An analysis of over 70,000 fossils indicates that mollusc communities were incredibly resilient to major climate changes during the last ice age.
Scientists from the Florida Museum of Natural History and several European research institutes have tracked the history of Adriatic ecosystems through two warm periods that marked the most recent glacial expansion. Their results show that major changes in temperature, salinity and sea level have had much less impact on snail communities than the current environmental crisis caused by human activity in the region.
“It is sobering to consider that approximately 120,000 years of major climate change has not affected these ecosystems as much as human-induced changes over the past few centuries,” said lead author Micha? Kowalewski, Florida Museum Thompson chair of invertebrate paleontology.
Researchers have known for some time that modern Adriatic ecosystems are significantly altered from historical baselines.
“There are multiple human-induced stressors on these ecosystems, such as changes in land use that increase sedimentation rates,” said co-author Rafa? Nawrot, postdoctoral researcher at the University of Vienna, formerly at the Florida Museum. “This happened as early as the Roman Empire, when increased agriculture led to higher rates of erosion.”
While earlier civilizations along the Italian peninsula have left a noticeable signature on the ecosystems of the Adriatic, Nawrot explains that most of the changes have occurred over the past century. The influx of fertilizers into rivers and estuaries has triggered runaway reactions that deplete oxygen in marine and freshwater environments. Pollution from towns and cities creates a toxic mix for marine life, and cargo ships litter international shipping lanes with invasive species of stowaways that disrupt native ecosystems. Perhaps most detrimental to molluscs in the Adriatic, commercial fishing drags nets across the seabed, scouring the basin for bottom fish and bivalves.
“The Adriatic Sea is the most trawled area in the world,” Nawrot said, citing a large study published earlier this year.
What scientists have lacked, until now, are data on natural disturbances in the recent past of the Adriatic that they could use to assess the significance of current ecological changes.
“By looking at the fossil record, you can reconstruct a range of natural variability. If the current community falls outside of this range, it’s probably because of us,” said lead author Daniele Scarponi, associate professor at the University of Bologna.
To fill the gap in the area’s history, researchers sifted through long vertical sediment cores for marine mollusc fossils dating to the Late Pleistocene.
Ice Ages have been a turbulent time for global marine ecosystems. Sea levels rose and fell as water from the world’s oceans was cyclically released and trapped in massive continental glaciers. In total, there were about 17 ice ages during the Pleistocene, beginning about 2.5 million years ago and ending with the final retreat of the glaciers just 12,000 years before present.
The changes caused by the onset of the last ice age are particularly evident in the Adriatic Sea, which is mostly shallow in its northern extent. When sea levels dropped about 400 feet at the height of the Ice Age, the northern Adriatic nearly ceased to exist, its shores receding more than 150 miles south toward the Mediterranean.

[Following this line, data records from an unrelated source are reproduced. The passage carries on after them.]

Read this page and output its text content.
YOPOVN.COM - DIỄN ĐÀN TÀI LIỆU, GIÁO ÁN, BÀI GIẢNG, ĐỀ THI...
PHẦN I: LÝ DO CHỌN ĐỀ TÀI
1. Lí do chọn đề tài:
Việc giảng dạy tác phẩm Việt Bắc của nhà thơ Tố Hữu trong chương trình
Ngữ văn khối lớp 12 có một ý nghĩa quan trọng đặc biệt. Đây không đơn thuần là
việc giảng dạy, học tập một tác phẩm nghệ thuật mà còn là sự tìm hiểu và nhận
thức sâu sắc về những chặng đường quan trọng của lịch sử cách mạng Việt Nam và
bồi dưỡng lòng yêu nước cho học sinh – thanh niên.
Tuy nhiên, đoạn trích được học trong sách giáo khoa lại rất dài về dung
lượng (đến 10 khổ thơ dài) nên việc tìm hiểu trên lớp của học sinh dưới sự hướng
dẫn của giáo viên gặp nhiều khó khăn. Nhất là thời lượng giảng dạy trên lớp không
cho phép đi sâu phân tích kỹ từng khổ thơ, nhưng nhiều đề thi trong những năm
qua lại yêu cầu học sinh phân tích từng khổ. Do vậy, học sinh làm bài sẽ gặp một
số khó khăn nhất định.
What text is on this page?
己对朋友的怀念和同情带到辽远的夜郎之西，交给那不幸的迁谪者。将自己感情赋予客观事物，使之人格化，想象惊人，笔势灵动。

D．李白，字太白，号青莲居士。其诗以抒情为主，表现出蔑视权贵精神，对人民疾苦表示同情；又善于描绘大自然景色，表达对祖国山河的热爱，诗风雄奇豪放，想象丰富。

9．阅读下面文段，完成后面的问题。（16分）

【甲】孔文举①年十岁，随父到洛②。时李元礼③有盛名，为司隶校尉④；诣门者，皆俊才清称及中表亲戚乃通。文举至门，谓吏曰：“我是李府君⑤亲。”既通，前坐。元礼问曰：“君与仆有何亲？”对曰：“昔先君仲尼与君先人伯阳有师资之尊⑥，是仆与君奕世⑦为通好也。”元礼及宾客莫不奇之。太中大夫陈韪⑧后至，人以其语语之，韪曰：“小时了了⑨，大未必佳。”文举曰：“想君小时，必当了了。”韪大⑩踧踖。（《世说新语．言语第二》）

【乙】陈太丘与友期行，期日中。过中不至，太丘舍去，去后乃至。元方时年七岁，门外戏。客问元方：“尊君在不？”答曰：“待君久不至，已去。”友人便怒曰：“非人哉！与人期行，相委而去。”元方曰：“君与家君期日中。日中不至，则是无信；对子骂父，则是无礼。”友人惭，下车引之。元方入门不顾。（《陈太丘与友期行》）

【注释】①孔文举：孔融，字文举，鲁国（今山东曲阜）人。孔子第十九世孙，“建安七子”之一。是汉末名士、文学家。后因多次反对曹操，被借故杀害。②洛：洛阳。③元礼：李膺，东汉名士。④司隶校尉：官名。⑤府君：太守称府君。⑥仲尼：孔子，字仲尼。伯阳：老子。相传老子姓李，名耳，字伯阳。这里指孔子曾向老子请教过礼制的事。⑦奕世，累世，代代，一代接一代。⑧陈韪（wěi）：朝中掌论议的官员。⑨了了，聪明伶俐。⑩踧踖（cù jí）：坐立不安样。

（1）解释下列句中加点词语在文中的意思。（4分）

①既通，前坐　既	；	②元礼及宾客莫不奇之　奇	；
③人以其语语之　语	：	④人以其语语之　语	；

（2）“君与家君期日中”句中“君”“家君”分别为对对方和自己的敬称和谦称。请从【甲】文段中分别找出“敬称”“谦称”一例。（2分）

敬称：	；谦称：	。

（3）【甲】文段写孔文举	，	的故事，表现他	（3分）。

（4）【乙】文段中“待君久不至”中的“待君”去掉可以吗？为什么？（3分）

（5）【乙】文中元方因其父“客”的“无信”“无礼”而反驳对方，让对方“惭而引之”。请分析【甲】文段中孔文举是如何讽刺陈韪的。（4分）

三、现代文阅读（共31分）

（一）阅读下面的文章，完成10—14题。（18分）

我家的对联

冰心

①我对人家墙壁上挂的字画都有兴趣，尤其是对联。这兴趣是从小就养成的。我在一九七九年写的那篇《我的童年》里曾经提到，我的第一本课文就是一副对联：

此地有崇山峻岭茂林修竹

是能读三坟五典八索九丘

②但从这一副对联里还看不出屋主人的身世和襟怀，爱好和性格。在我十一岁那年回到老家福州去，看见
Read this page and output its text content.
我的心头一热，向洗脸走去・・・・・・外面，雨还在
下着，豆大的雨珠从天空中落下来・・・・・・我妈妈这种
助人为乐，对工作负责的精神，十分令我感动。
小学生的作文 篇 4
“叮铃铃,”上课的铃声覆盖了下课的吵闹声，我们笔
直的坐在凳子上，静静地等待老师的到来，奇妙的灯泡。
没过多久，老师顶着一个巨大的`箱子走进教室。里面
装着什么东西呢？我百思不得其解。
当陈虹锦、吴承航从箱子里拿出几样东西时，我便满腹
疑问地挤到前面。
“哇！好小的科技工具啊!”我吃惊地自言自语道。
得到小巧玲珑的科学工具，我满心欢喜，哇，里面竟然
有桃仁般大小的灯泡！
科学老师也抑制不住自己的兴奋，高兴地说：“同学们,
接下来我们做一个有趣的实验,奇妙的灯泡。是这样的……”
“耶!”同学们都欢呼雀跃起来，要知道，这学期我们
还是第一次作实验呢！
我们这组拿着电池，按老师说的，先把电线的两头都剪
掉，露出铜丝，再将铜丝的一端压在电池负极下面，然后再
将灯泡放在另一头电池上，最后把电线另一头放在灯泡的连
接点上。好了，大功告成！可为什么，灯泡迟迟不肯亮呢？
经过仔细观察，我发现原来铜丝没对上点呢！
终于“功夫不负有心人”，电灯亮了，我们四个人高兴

“It would have been possible to walk from modern Italy to Croatia,” Scarponi said. “The entire northern part of the basin has been exposed and turned into a huge lowland plain.”
By studying fossils preserved before, during and after the last ice age, researchers were able to directly observe changes in mollusc communities. Their results show that as the oceans receded and cooled, molluscs that are today restricted to colder regions thrived in the Adriatic while heat-loving species declined.
The researchers note, however, that despite the sharp change in numbers, very few species have completely disappeared. “The main difference between snail communities across glacial/interglacial cycles is not extinction or the appearance of new species, but rather changes in relative abundance,” Nawrot said.
When the glaciers receded and the Adriatic reached its modern limits, mollusc species reverted to their earlier patterns of abundance. If scientists hadn’t known there was an ice age in between, it would have looked like nothing had happened at all based on the molluscs alone.
“Our fossil analyzes show that communities of mollusk species along the northern Adriatic coasts essentially reassembled into an almost identical picture of themselves when the seas returned,” Kowalewski said.
In itself, the discovery that molluscs are resilient to climate change is good news. Modern marine communities already face rising ocean temperatures associated with human-caused global warming.
“Temperatures during the last interglacial were actually a few degrees higher than they are now, and yet we see the same molluscan associations,” Scarponi said. “This means that near-shore snail communities are likely to be resilient to a slight increase in temperature in the future.”
But a warmer world brings with it a unique set of compounding problems, Nawrot warns. “Many stressors, such as anoxia and the effects of invasive species, will only intensify with warming, even if higher temperatures alone are not enough,” he said.
The future of marine ecosystems in the Adriatic and in the world’s oceans remains an open question, which the study authors say will require a variety of strategies to resolve. “We need international policies to tackle global climate change, but studies like these show we also need actions that mitigate local and regional threats,” Nawrot said.
The study was published in the journal Biology of global change.